GE is launching its latest aeroderivative gas turbine, the LM6000-PF+, which employs technologies from four GE businesses, bringing power online faster and more efficiently than ever before.
GE announced its latest gas turbine at the 2015 POWER-GEN Asia conference in Bangkok. The company already has a six-unit order from Thailand’s Gulf Energy Development with Mitsui Corp under EPC contract with TOYO Engineering Corp – GE’s largest ever Thailand deal for distributed power applications.
The LM6000-PF+ incorporates technologies from GE Aviation for the gas turbine, GE Energy Management for controls, GE Oil & Gas for gearbox equipment and GE Power & Water for the overall design and engineering. As a result, the PF+ offers higher gas turbine output (52-58 MW) and combined-cycle efficiency (56 percent) than other products in its class.
GED, one of Thailand’s largest independent power producers, selected the PF+ for three combined-cycle power plants to be installed within 300 km of Bangkok.

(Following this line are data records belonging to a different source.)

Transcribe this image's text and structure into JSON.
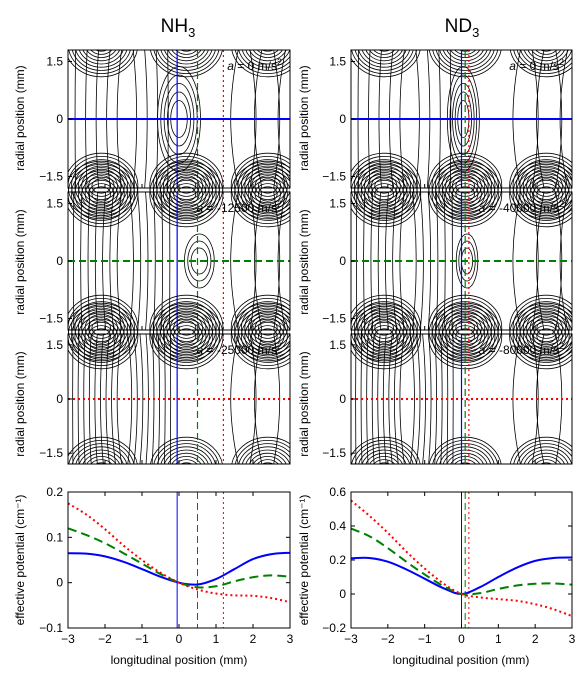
{
  "columns": [
    {
      "title": "NH3",
      "title_base": "NH",
      "title_sub": "3"
    },
    {
      "title": "ND3",
      "title_base": "ND",
      "title_sub": "3"
    }
  ],
  "labels": {
    "radial_ylabel": "radial position (mm)",
    "potential_ylabel": "effective potential (cm⁻¹)",
    "xlabel": "longitudinal position (mm)"
  },
  "contour_panels": [
    {
      "col": 0,
      "row": 0,
      "annotation": "a = 0 m/s²",
      "a_symbol": "a",
      "a_value": " = 0 m/s",
      "a_sup": "2"
    },
    {
      "col": 0,
      "row": 1,
      "annotation": "a = -12500 m/s²",
      "a_symbol": "a",
      "a_value": " = -12500 m/s",
      "a_sup": "2"
    },
    {
      "col": 0,
      "row": 2,
      "annotation": "a = -25000 m/s²",
      "a_symbol": "a",
      "a_value": " = -25000 m/s",
      "a_sup": "2"
    },
    {
      "col": 1,
      "row": 0,
      "annotation": "a = 0 m/s²",
      "a_symbol": "a",
      "a_value": " = 0 m/s",
      "a_sup": "2"
    },
    {
      "col": 1,
      "row": 1,
      "annotation": "a = -40000 m/s²",
      "a_symbol": "a",
      "a_value": " = -40000 m/s",
      "a_sup": "2"
    },
    {
      "col": 1,
      "row": 2,
      "annotation": "a = -80000 m/s²",
      "a_symbol": "a",
      "a_value": " = -80000 m/s",
      "a_sup": "2"
    }
  ],
  "chart_data": [
    {
      "type": "line",
      "panel": "NH3 effective potential",
      "xlabel": "longitudinal position (mm)",
      "ylabel": "effective potential (cm⁻¹)",
      "xlim": [
        -3,
        3
      ],
      "ylim": [
        -0.1,
        0.2
      ],
      "xticks": [
        -3,
        -2,
        -1,
        0,
        1,
        2,
        3
      ],
      "yticks": [
        -0.1,
        0,
        0.1,
        0.2
      ],
      "series": [
        {
          "style": "solid",
          "color": "#0000ff",
          "x": [
            -3,
            -2.5,
            -2,
            -1.5,
            -1,
            -0.5,
            0,
            0.5,
            1,
            1.5,
            2,
            2.5,
            3
          ],
          "y": [
            0.065,
            0.064,
            0.058,
            0.046,
            0.03,
            0.013,
            0.0,
            -0.004,
            0.008,
            0.03,
            0.052,
            0.063,
            0.066
          ]
        },
        {
          "style": "dashed",
          "color": "#008000",
          "x": [
            -3,
            -2.5,
            -2,
            -1.5,
            -1,
            -0.5,
            0,
            0.5,
            1,
            1.5,
            2,
            2.5,
            3
          ],
          "y": [
            0.12,
            0.105,
            0.087,
            0.065,
            0.042,
            0.019,
            0.0,
            -0.01,
            -0.008,
            0.003,
            0.012,
            0.016,
            0.013
          ]
        },
        {
          "style": "dotted",
          "color": "#ff0000",
          "x": [
            -3,
            -2.5,
            -2,
            -1.5,
            -1,
            -0.5,
            0,
            0.5,
            1,
            1.5,
            2,
            2.5,
            3
          ],
          "y": [
            0.175,
            0.15,
            0.118,
            0.082,
            0.05,
            0.022,
            0.0,
            -0.015,
            -0.024,
            -0.028,
            -0.029,
            -0.034,
            -0.043
          ]
        }
      ],
      "markers": [
        {
          "x": -0.05,
          "color": "#0000ff",
          "style": "solid"
        },
        {
          "x": 0.5,
          "color": "#008000",
          "style": "dashed"
        },
        {
          "x": 1.2,
          "color": "#ff0000",
          "style": "dotted"
        }
      ]
    },
    {
      "type": "line",
      "panel": "ND3 effective potential",
      "xlabel": "longitudinal position (mm)",
      "ylabel": "effective potential (cm⁻¹)",
      "xlim": [
        -3,
        3
      ],
      "ylim": [
        -0.2,
        0.6
      ],
      "xticks": [
        -3,
        -2,
        -1,
        0,
        1,
        2,
        3
      ],
      "yticks": [
        -0.2,
        0,
        0.2,
        0.4,
        0.6
      ],
      "series": [
        {
          "style": "solid",
          "color": "#0000ff",
          "x": [
            -3,
            -2.5,
            -2,
            -1.5,
            -1,
            -0.5,
            0,
            0.5,
            1,
            1.5,
            2,
            2.5,
            3
          ],
          "y": [
            0.21,
            0.212,
            0.19,
            0.145,
            0.09,
            0.035,
            0.0,
            0.04,
            0.1,
            0.155,
            0.195,
            0.212,
            0.215
          ]
        },
        {
          "style": "dashed",
          "color": "#008000",
          "x": [
            -3,
            -2.5,
            -2,
            -1.5,
            -1,
            -0.5,
            0,
            0.5,
            1,
            1.5,
            2,
            2.5,
            3
          ],
          "y": [
            0.385,
            0.34,
            0.27,
            0.19,
            0.115,
            0.048,
            0.0,
            0.005,
            0.03,
            0.05,
            0.06,
            0.062,
            0.055
          ]
        },
        {
          "style": "dotted",
          "color": "#ff0000",
          "x": [
            -3,
            -2.5,
            -2,
            -1.5,
            -1,
            -0.5,
            0,
            0.5,
            1,
            1.5,
            2,
            2.5,
            3
          ],
          "y": [
            0.55,
            0.46,
            0.36,
            0.25,
            0.15,
            0.063,
            0.0,
            -0.02,
            -0.03,
            -0.04,
            -0.06,
            -0.09,
            -0.13
          ]
        }
      ],
      "markers": [
        {
          "x": 0.0,
          "color": "#0000ff",
          "style": "solid"
        },
        {
          "x": 0.1,
          "color": "#008000",
          "style": "dashed"
        },
        {
          "x": 0.2,
          "color": "#ff0000",
          "style": "dotted"
        }
      ]
    },
    {
      "type": "contour",
      "panel": "radial contour maps",
      "xlim": [
        -3,
        3
      ],
      "ylim": [
        -1.8,
        1.8
      ],
      "yticks": [
        -1.5,
        0,
        1.5
      ],
      "panels": [
        {
          "col": "NH3",
          "annotation": "a = 0 m/s²",
          "line_color": "#0000ff",
          "line_style": "solid",
          "marker_x": -0.05,
          "extra_x": [
            {
              "x": 0.5,
              "color": "#008000",
              "style": "dashed"
            },
            {
              "x": 1.2,
              "color": "#ff0000",
              "style": "dotted"
            }
          ]
        },
        {
          "col": "NH3",
          "annotation": "a = -12500 m/s²",
          "line_color": "#008000",
          "line_style": "dashed",
          "marker_x": 0.5,
          "extra_x": [
            {
              "x": -0.05,
              "color": "#0000ff",
              "style": "solid"
            },
            {
              "x": 1.2,
              "color": "#ff0000",
              "style": "dotted"
            }
          ]
        },
        {
          "col": "NH3",
          "annotation": "a = -25000 m/s²",
          "line_color": "#ff0000",
          "line_style": "dotted",
          "marker_x": 1.2,
          "extra_x": [
            {
              "x": -0.05,
              "color": "#0000ff",
              "style": "solid"
            },
            {
              "x": 0.5,
              "color": "#008000",
              "style": "dashed"
            }
          ]
        },
        {
          "col": "ND3",
          "annotation": "a = 0 m/s²",
          "line_color": "#0000ff",
          "line_style": "solid",
          "marker_x": 0.0,
          "extra_x": [
            {
              "x": 0.1,
              "color": "#008000",
              "style": "dashed"
            },
            {
              "x": 0.2,
              "color": "#ff0000",
              "style": "dotted"
            }
          ]
        },
        {
          "col": "ND3",
          "annotation": "a = -40000 m/s²",
          "line_color": "#008000",
          "line_style": "dashed",
          "marker_x": 0.1,
          "extra_x": [
            {
              "x": 0.0,
              "color": "#0000ff",
              "style": "solid"
            },
            {
              "x": 0.2,
              "color": "#ff0000",
              "style": "dotted"
            }
          ]
        },
        {
          "col": "ND3",
          "annotation": "a = -80000 m/s²",
          "line_color": "#ff0000",
          "line_style": "dotted",
          "marker_x": 0.2,
          "extra_x": [
            {
              "x": 0.0,
              "color": "#0000ff",
              "style": "solid"
            },
            {
              "x": 0.1,
              "color": "#008000",
              "style": "dashed"
            }
          ]
        }
      ]
    }
  ]
}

“We have faith in GE and believe that by choosing the LM6000-PF+, which is recognized for its increased performance and flexibility, it should serve our requirements fittingly for the specific project conditions,” said Ravi Kurmahorita, GED’s EVP for business development. “Moreover, it is a bonus for us to be the first market in the world to get this product.”
The PF+’s high exhaust temperature will help increase efficiency and generate an additional 90 MW of power from each plant that will be dispatched to the national grids.
GED has signed a 25-year multi-year agreement with GE for long-term upgrades and maintenance on the units, slated for shipment in 2016.
“This collaboration between GED and GE is very significant to us,” said Kovit Kantapasara, CEO of GE in Thailand. “We are happy to see GED benefiting form the LM6000-PF+’s enhanced technologies, and we are proud that GE is a strong partner with the Thai government to provide stable and efficient power solutions.”
GE will introduce the new PF+ package design for full installation for simple-cycle plants in three months and combined-cycle plants in 12 months.